The Y2K programme was simply replacing applications and operating systems that could handle dates past 31st December 1999. Typically, it was a case of updating, rather than process improvement, to complete the work before the deadline; this was a technical project with a fixed due date.
In contrast, a 21 CFR 11 assessment and remediation programme was an opportunity to upgrade and provide substantial business benefit by changing the business process to use electronic signatures and eliminate paper. However, not many laboratories took advantage of this approach and simply replaced non-compliant with technically compliant software and continued to use hybrid systems.
Data integrity and data governance is a programme not a project of work. It covers management, culture, policies, procedures, training, instrument, computerised systems, analytical procedures and analysis with quality oversight. From this list it should be very apparent that the programme work is much greater that just computer remediation and assessment as with Y2K and 21 CFR 11 projects.
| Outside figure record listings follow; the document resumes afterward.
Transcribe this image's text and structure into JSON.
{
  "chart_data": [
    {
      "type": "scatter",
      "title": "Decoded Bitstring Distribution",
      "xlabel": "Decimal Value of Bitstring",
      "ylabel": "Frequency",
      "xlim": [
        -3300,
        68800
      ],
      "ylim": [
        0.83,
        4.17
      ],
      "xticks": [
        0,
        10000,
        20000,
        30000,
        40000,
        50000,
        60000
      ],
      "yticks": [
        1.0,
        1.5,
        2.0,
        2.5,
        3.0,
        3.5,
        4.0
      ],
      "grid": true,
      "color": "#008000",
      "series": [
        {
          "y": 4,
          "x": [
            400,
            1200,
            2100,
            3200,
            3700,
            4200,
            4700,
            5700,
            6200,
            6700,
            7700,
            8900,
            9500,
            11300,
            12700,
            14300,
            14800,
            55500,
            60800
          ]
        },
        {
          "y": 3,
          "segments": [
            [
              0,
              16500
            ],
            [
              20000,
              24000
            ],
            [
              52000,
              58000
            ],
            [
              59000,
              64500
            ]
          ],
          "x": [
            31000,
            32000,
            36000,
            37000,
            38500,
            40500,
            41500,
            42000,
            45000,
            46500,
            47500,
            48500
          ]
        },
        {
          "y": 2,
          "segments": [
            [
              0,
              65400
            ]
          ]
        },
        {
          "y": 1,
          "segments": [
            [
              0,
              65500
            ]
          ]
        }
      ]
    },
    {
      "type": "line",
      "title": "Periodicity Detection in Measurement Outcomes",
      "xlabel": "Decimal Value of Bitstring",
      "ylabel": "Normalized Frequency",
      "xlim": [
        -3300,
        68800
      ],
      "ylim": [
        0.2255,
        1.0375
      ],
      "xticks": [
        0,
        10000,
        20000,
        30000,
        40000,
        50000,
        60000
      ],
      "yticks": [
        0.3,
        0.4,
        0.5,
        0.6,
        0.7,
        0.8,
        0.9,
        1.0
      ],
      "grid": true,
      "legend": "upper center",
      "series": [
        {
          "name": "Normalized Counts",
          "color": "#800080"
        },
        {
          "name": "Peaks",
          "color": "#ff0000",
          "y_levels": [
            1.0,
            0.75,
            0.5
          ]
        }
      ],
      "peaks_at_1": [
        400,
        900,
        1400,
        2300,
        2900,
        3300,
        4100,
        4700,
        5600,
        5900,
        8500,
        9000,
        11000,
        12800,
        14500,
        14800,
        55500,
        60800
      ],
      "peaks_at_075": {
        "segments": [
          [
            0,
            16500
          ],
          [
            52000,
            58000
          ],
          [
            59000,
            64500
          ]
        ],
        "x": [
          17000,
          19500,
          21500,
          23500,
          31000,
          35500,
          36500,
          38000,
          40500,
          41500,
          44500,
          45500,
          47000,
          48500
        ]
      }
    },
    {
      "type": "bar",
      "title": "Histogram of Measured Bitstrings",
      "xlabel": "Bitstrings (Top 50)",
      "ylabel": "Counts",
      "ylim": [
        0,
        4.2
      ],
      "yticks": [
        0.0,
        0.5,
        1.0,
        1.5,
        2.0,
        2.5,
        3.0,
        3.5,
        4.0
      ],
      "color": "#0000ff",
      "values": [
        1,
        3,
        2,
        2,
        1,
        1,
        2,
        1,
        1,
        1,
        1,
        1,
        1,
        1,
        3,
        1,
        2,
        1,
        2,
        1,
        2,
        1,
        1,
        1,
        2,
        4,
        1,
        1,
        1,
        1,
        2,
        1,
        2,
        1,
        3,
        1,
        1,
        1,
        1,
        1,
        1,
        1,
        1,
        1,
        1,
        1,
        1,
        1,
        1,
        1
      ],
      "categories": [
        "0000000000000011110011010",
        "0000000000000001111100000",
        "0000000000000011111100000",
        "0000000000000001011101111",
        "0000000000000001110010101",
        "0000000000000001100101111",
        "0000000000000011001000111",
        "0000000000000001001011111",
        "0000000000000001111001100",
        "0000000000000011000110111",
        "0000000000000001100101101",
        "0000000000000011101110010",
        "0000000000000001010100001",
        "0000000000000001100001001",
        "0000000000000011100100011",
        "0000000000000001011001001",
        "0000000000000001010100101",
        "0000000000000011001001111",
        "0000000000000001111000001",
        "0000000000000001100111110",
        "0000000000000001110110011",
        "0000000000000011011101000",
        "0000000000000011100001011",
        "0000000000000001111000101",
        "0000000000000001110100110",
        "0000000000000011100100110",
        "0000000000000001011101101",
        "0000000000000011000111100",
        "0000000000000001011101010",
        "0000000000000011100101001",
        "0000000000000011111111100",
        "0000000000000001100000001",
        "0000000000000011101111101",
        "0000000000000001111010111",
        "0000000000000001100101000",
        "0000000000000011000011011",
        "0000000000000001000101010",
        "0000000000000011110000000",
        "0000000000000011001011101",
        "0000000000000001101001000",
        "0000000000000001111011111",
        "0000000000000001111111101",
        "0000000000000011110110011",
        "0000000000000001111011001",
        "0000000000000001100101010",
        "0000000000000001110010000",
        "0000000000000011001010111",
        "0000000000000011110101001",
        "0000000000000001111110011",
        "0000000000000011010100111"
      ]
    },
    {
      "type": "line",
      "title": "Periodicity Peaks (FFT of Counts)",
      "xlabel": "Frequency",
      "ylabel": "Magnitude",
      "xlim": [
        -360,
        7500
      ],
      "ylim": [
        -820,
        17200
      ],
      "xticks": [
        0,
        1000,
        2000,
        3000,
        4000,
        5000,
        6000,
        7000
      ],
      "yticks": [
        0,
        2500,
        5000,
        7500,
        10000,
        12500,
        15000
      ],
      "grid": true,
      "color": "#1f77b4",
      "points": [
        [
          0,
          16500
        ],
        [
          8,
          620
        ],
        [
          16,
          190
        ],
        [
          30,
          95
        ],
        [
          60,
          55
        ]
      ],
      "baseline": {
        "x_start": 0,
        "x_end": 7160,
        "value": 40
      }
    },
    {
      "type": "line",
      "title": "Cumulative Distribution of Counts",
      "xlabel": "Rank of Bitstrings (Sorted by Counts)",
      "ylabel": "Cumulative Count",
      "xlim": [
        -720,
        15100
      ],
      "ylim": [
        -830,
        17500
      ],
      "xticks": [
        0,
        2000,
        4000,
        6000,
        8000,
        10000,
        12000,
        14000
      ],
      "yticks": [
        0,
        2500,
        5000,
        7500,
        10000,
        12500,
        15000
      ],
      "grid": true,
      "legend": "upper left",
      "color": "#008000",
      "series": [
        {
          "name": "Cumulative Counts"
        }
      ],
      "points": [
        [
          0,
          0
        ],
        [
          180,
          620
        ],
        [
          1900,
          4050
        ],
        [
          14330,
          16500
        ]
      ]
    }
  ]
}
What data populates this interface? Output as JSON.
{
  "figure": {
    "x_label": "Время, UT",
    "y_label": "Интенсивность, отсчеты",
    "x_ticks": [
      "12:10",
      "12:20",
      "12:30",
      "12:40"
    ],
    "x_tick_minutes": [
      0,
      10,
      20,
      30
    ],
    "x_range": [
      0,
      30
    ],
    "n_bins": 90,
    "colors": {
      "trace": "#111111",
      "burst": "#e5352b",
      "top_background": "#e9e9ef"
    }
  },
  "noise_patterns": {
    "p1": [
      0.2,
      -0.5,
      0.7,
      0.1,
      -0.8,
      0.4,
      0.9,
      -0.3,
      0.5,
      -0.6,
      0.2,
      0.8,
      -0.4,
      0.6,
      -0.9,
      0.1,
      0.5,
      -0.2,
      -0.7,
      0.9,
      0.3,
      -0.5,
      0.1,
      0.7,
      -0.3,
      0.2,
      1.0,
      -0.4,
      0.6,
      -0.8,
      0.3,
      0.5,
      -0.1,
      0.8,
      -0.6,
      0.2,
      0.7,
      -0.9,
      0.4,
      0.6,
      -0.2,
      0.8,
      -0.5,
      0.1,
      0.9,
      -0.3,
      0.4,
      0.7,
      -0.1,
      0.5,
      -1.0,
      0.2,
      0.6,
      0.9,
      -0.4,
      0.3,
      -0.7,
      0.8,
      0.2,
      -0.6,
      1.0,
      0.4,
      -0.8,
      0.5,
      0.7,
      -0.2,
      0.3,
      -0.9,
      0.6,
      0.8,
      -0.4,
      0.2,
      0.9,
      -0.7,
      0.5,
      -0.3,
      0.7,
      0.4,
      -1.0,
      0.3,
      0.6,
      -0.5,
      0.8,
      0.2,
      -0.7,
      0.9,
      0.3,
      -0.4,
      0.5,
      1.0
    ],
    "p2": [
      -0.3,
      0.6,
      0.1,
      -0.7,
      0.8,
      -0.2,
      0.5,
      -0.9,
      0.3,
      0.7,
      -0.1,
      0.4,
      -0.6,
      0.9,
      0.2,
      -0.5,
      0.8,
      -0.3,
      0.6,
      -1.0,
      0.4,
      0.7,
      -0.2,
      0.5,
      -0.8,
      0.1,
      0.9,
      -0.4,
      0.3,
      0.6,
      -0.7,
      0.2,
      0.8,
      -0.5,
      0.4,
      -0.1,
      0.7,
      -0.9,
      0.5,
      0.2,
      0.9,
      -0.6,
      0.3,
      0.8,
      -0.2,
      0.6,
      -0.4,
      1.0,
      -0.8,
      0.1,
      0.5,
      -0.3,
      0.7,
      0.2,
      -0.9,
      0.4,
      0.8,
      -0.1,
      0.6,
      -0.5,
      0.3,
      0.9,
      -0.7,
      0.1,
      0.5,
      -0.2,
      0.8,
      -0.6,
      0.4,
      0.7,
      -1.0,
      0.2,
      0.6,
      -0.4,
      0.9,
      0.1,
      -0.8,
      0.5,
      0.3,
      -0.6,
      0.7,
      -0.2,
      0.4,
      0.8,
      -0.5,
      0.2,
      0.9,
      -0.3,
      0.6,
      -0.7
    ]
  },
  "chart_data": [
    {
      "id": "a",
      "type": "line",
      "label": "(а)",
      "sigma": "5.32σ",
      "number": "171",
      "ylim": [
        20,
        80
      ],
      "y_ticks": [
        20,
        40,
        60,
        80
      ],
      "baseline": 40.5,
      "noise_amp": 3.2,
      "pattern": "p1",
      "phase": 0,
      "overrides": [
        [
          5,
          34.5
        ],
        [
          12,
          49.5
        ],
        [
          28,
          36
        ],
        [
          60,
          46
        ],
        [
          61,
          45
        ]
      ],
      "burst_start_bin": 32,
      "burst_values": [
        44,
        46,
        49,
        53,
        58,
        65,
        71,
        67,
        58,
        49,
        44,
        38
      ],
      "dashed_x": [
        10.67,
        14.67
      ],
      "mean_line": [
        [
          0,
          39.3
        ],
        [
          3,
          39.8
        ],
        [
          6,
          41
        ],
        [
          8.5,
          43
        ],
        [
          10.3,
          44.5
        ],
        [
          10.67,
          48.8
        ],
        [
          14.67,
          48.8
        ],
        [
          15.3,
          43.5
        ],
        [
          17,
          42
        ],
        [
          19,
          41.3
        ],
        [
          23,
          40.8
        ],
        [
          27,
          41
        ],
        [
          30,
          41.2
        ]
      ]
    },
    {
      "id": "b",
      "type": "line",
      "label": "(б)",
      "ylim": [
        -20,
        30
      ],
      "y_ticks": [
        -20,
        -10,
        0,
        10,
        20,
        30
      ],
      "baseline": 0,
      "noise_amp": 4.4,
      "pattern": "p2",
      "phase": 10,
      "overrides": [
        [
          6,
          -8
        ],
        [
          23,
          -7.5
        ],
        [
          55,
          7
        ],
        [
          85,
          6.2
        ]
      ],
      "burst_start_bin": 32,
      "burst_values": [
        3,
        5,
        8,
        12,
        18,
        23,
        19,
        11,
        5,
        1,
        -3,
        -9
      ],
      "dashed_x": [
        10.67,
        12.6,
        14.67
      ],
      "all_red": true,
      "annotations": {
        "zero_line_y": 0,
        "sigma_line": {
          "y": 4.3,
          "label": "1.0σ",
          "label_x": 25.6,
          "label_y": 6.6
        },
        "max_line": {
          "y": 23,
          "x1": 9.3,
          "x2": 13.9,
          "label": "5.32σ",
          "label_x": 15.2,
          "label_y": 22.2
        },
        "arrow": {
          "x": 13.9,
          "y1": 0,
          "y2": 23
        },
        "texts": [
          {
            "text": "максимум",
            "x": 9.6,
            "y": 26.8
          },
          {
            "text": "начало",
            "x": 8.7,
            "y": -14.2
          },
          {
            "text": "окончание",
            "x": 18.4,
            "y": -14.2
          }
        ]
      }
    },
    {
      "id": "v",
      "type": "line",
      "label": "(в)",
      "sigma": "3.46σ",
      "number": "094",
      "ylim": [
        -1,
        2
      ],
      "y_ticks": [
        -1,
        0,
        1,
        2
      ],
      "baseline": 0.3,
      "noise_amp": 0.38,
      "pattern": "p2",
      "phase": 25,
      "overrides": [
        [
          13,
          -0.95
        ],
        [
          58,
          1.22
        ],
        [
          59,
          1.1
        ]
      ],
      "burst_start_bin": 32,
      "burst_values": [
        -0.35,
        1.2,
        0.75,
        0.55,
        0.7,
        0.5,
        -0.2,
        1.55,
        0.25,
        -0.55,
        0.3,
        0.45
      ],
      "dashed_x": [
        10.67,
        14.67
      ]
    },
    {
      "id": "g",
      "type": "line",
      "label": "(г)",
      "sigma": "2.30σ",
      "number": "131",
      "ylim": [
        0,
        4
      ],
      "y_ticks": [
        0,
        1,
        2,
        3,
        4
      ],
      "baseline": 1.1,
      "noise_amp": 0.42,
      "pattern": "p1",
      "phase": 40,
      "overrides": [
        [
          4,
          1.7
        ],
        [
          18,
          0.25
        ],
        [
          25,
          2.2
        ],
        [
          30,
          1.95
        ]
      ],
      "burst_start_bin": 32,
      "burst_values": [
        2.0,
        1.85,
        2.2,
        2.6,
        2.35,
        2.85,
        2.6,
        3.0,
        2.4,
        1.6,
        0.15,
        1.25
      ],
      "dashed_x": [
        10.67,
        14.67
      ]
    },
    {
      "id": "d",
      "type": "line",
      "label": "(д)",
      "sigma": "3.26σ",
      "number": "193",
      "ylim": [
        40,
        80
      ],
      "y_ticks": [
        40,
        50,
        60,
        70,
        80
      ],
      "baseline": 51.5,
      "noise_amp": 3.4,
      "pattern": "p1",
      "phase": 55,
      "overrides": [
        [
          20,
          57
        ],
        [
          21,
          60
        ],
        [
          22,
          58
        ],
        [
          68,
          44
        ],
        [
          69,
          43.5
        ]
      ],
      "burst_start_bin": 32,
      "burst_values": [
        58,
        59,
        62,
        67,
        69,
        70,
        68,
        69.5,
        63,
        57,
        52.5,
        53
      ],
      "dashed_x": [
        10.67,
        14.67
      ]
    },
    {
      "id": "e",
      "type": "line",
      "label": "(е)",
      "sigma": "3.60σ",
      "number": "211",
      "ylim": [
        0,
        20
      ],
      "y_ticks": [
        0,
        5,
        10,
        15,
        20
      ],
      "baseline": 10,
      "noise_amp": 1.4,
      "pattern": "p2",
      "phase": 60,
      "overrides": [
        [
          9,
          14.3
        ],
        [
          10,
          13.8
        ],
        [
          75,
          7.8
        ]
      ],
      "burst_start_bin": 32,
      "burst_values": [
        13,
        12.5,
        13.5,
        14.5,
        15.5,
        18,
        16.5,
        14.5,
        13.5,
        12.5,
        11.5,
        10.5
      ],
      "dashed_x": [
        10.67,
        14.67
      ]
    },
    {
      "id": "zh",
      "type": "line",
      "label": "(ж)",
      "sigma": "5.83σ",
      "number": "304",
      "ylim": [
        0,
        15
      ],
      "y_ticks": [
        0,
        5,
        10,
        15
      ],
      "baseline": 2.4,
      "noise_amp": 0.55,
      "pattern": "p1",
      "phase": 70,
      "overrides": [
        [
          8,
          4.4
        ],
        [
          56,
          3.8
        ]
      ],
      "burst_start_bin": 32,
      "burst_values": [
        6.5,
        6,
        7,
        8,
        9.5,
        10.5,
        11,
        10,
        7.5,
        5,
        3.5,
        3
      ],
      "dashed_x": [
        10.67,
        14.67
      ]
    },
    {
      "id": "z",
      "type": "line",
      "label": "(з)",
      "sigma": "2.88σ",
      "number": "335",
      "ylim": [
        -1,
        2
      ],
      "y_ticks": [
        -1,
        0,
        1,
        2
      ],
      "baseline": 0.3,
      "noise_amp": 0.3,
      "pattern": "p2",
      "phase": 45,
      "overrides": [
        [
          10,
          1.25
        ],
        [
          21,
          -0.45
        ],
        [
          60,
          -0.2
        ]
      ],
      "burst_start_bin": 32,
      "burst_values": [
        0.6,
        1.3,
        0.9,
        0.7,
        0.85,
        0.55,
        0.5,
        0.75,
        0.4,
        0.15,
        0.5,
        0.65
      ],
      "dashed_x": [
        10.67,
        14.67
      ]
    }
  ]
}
Is the industry going to repeat the Part 11 behaviour?
Read the various guidance documents7–9,11,12,20 and you will see the storm clouds on the horizon: tight and bureaucratic control of blank forms, discouraging use of hybrid systems. The message is clear – get rid of paper or control it rigorously. The cost of electronic management is steady or declining – BUT the cost of using paper records is rising. Consider not just the physical storage cost but also the time to access reports and trend data and realize that paper's cost is considerable and labour intensive. Unfortunately, the management of many organisations are short sighted and only focus on fixing immediate problems and ignore the big picture.
Working electronically is the only long term viable option for the pharmaceutical industry.
An alternative view for data integrity remediation is seeing it as a second chance to get Part 11 right by looking at the intent rather than the letter of the regulation. Seen in this way, the industry can both align with regulators and position themselves for productivity—and data integrity—improvements in their processes.
However, many organisations complain that that this will cost money. Yes, but what is the effect on the organisation's cash flow if every batch can be released a few days earlier? Do the sums and then put in your project proposals.